M come memoria. È una risalita verso il presente
Mettiamoci in ascolto di chi porta su di sé i segni del passato
Novembre, mese della memoria. Inizia ricordandoci chi ci ha preceduto nel cammino della fede, tracciando sentieri che ci permettono di raggiungere le vette della santità. Il giorno seguente, i nostri piedi calpestano il “giardino della memoria”, in cui riposano le spoglie dei nostri cari e amici; lì giace per sempre anche quella parte di noi che li ha amati. 4 novembre, festa dell’Unità nazionale: ci si ritrova attorno al monumento per deporre una corona di alloro.
In questi giorni di memoria, mi sono fermato a fissare con attenzione le foto dei giovani che attorniano il mausoleo. Volti ignari di ciò che di lì a breve sarebbe loro accaduto. Si sono fatti immortalare prima di partire per un viaggio senza ritorno.
Nessun sorriso, a differenza delle nostre foto in cui siamo sempre sorridenti: sorridenti in foto e tristi nella vita! Nel fissare questi volti, ho sentito sorgere in me una profonda riconoscenza, preghiera e commozione «perché non sono più» (Ger 31,15): la storia, come una belva impazzita, li ha inghiottiti. È triste ricordarsi di loro solo il 4 novembre mentre per il resto dell’anno sono confortati solo da quella corona di alloro che appassisce velocemente, come la nostra memoria.
Come si può programmare il futuro se non ci si ricorda del passato, se non si fa memoria di ciò che è stato prima che noi cominciassimo a essere? Parafrasando il titolo di un celebre dipinto, non dobbiamo mai dimenticare che il sonno della memoria genera dei mostri, non solo nei tempi passati, ma anche oggi. Il ritorno dell’antisemitismo, del fascismo, comunismo, nazismo… è un segnale inquietante: le foto in bianco e nero di quei ragazzi ci ricordano qual è l’epilogo degli “ismi”.
Fare memoria non significa ricordare qualche episodio accaduto tanti anni fa, oppure leggere un po’ di libri, cose per altro fondamentali, soprattutto nel periodo scolastico. La memoria è qualcosa di più profondo. Non significa nemmeno regredire dal presente al passato, seguendo correnti più o meno tradizionaliste: la nostalgia dei bei tempi. Fare memoria, al contrario, significa far progredire il passato fino al presente. Entrare nelle vicende che ci hanno preceduto, comprendere il più possibile le radici di quel dramma, di quella catastrofe politica, di quella calamità sociale e, carichi di queste terribili memorie, risalire lentamente verso il presente, perché «la memoria dell’orrore è l’unico antidoto per evitare il suo ritorno» (Paolo Rumiz).
In questo lavoro di risalita verso il presente è necessario farsi accompagnare da chi il passato lo ha vissuto in prima persona e ne porta ancora i segni: i vecchi.
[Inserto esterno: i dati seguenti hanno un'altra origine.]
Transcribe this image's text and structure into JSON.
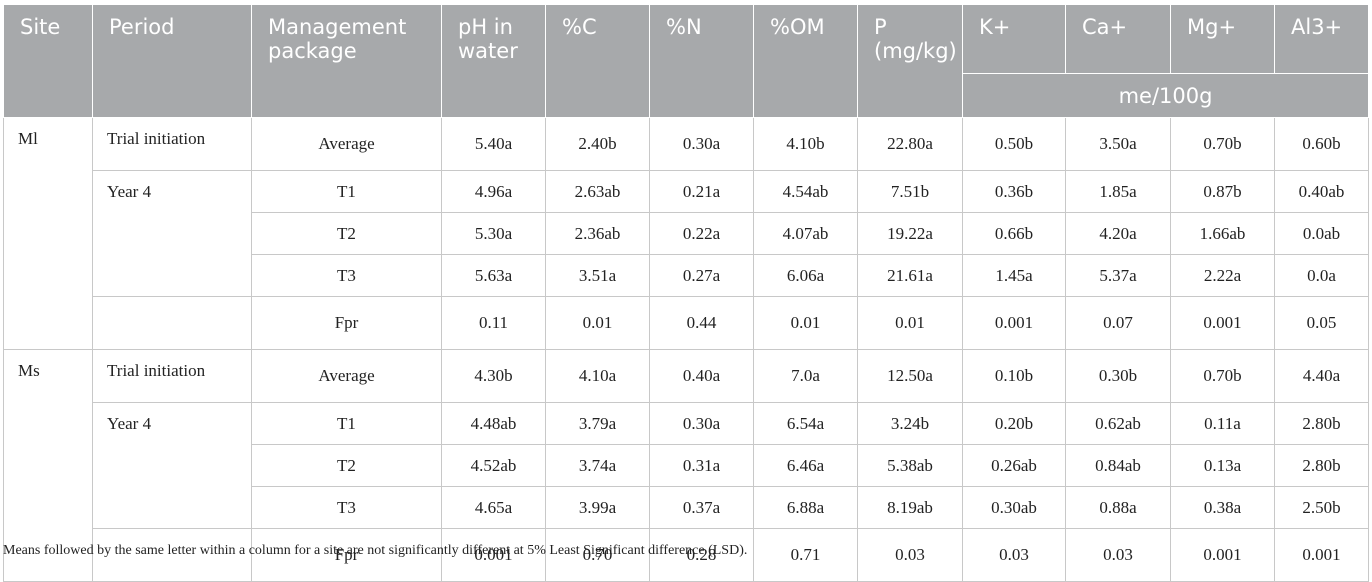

Chi è carico di anni, chi si è speso per il bene comune o ha avuto esperienza nell’amministrazione della cosa pubblica non può essere semplicemente “rottamato” – termine terribile quando è rivolto a una persona. Queste persone andrebbero piuttosto messe nella condizione di raccontare l’esperienza vissuta.
La speranza di un futuro migliore è legata all’ascolto di chi sa far memoria del passato. Un albero senza radici crolla sotto le prime raffiche di vento, una politica senza memoria è destinata a crollare sotto i colpi dei populisti che, come un’ascia, colpo dopo colpo, stanno separando il tronco del presente dalle radici del passato. Le varie forme di radicalismo, soprattutto da parte dei giovani ma non solo, trovano alimento nel vuoto di memoria, che facilmente diventa un vuoto di senso e, terrorizzati dal nulla, si diventa facili prede dell’indottrinamento.